Я успеваю пискнуть «хорошо», перед тем как он отключается. Что ж, генеральную уборку, очевидно, придется отложить еще на неделю, а глажка белья целиком ляжет на Василину. Скоро мне будет впору перед ней извиняться. И нужно не забыть позвонить Римме Радиковне – справиться, как у нее дела.

По инерции вновь ощупав волосы, гашу монитор и подхватываю ежедневник. За две недели отсутствия начальницы я привыкла иметь тета-тет с генеральным и постепенно перестала переживать, что в некоторых вопросах мне не достает опыта и компетенции. Просто приходится задерживаться, чтобы дважды перепроверить все как следует, что по большому счету не так уж и катастрофично. За неимением женских амбиций, все мое честолюбие сконцентрировано на работе.

На всякий случай постучавшись, я вхожу в зал совещаний и моментально каменею при виде трех пар глаз, устремившихся на меня. В левой половине груди гулко барабанит, тело окатывают волны озноба. И отнюдь не потому, что я попала под прицелы взглядов Глеба Алексеевича и Дивеева, хотя и это чрезмерная нагрузка на нервы… Я не могу пошевелиться, потому что рядом с ними сидит Дан. То есть, Громов.

– Здравствуйте, – роняю я и зачем-то склоняю голову на манер верховой лошадки. Прижав к груди ежедневник, пробираюсь на свободное место и, неуклюже приземлившись на стул, издаю смущенный смешок: – У нас сегодня трое на одного, да?
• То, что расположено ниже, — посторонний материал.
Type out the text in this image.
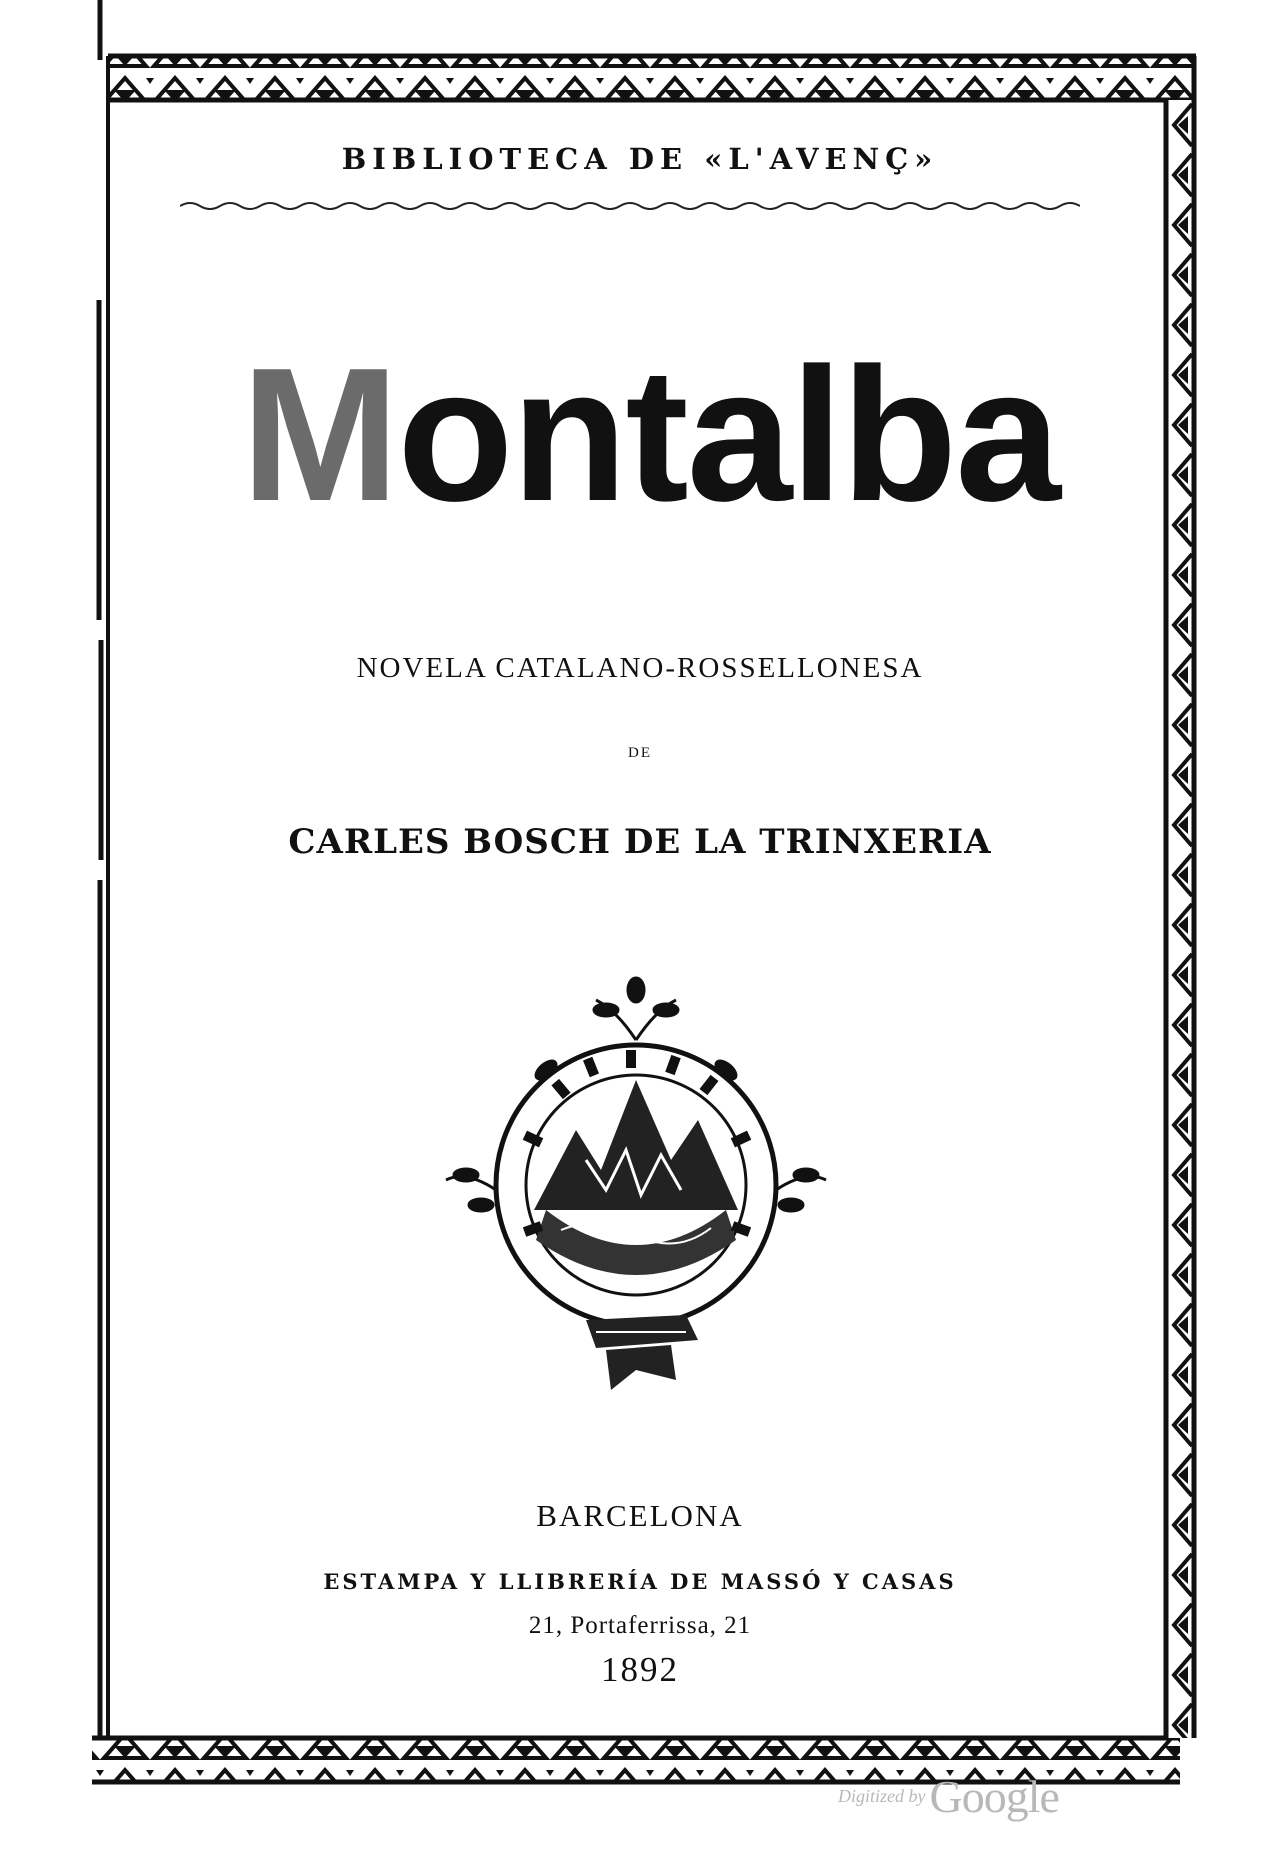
BIBLIOTECA DE «L'AVENÇ»
Montalba
NOVELA CATALANO-ROSSELLONESA
DE
CARLES BOSCH DE LA TRINXERIA
BARCELONA
ESTAMPA Y LLIBRERÍA DE MASSÓ Y CASAS
21, Portaferrissa, 21
1892
Digitized by Google
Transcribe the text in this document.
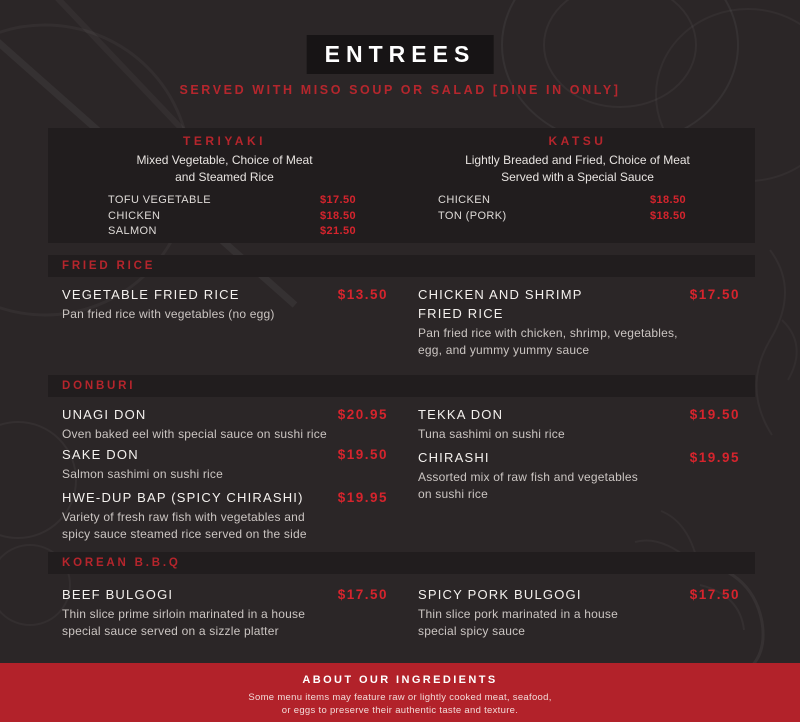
ENTREES
SERVED WITH MISO SOUP OR SALAD [DINE IN ONLY]
TERIYAKI
Mixed Vegetable, Choice of Meat
and Steamed Rice
TOFU VEGETABLE	$17.50
CHICKEN	$18.50
SALMON	$21.50
KATSU
Lightly Breaded and Fried, Choice of Meat
Served with a Special Sauce
CHICKEN	$18.50
TON (PORK)	$18.50
FRIED RICE
VEGETABLE FRIED RICE	$13.50
Pan fried rice with vegetables (no egg)
CHICKEN AND SHRIMP FRIED RICE
$17.50
Pan fried rice with chicken, shrimp, vegetables,
egg, and yummy yummy sauce
DONBURI
UNAGI DON	$20.95
Oven baked eel with special sauce on sushi rice
SAKE DON	$19.50
Salmon sashimi on sushi rice
HWE-DUP BAP (SPICY CHIRASHI)	$19.95
Variety of fresh raw fish with vegetables and
spicy sauce steamed rice served on the side
TEKKA DON	$19.50
Tuna sashimi on sushi rice
CHIRASHI	$19.95
Assorted mix of raw fish and vegetables
on sushi rice
KOREAN B.B.Q
BEEF BULGOGI	$17.50
Thin slice prime sirloin marinated in a house
special sauce served on a sizzle platter
SPICY PORK BULGOGI	$17.50
Thin slice pork marinated in a house
special spicy sauce
ABOUT OUR INGREDIENTS
Some menu items may feature raw or lightly cooked meat, seafood,
or eggs to preserve their authentic taste and texture.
Бо-оже. Ну какого, как Василина говорит, хрена?

«Трое на одного, да?» Когда у нас стало принято шутить в присутствии руководства?

Генеральный и его заместитель оставляют мою шутку без комментариев, а вот Дана она, похоже, повеселила. Склонив голову вбок, он открыто демонстрирует улыбку. Выходит, он не соврал, что у него появились дела с Глебом Алексеевичем. И судя по стопке бумаг, лежащих перед ним, он действительно пришел сюда с договором.

Опустив глаза, я делаю вид, что занята поиском нужной страницы ежедневника, для того чтобы иметь возможность хотя бы чуточку прийти в себя, а когда вновь поднимаю голову, то вижу, что Дан все еще смотрит на меня. Обведя взглядом мои волосы, он выразительно поднимает брови. Я не сильна в невербальной этике, но тут понимаю: он говорит, что заметил, и ему нравится.

А вот и новый инсайт. Недостаточно просто покрасить волосы и выдержать вопросы коллег. Нужно еще научиться не краснеть, как клубника на грядке, когда тебе пытаются делать комплименты.

Мое смущение Дана, кажется, забавляет, потому что он и не думает отводить взгляд. Краснеть сильнее просто некуда, поэтому я с укором смотрю на него в ответ. «Хватит уже», – беззвучно говорю ему, расширив глаза, и, не сдержавшись, выпускаю наружу краешек улыбки. На красивых людей, которые умеют улыбаться так, что дух захватывает, злиться невозможно.

– Знакомьтесь, если еще не знакомы, – подает голос генеральный. – Громов Дан Андреевич, мой давний знакомый и будущий партнер. Татьяна Викторовна, заместитель главного юриста. Пока Римма Радиковна на больничном, договором будет заниматься она.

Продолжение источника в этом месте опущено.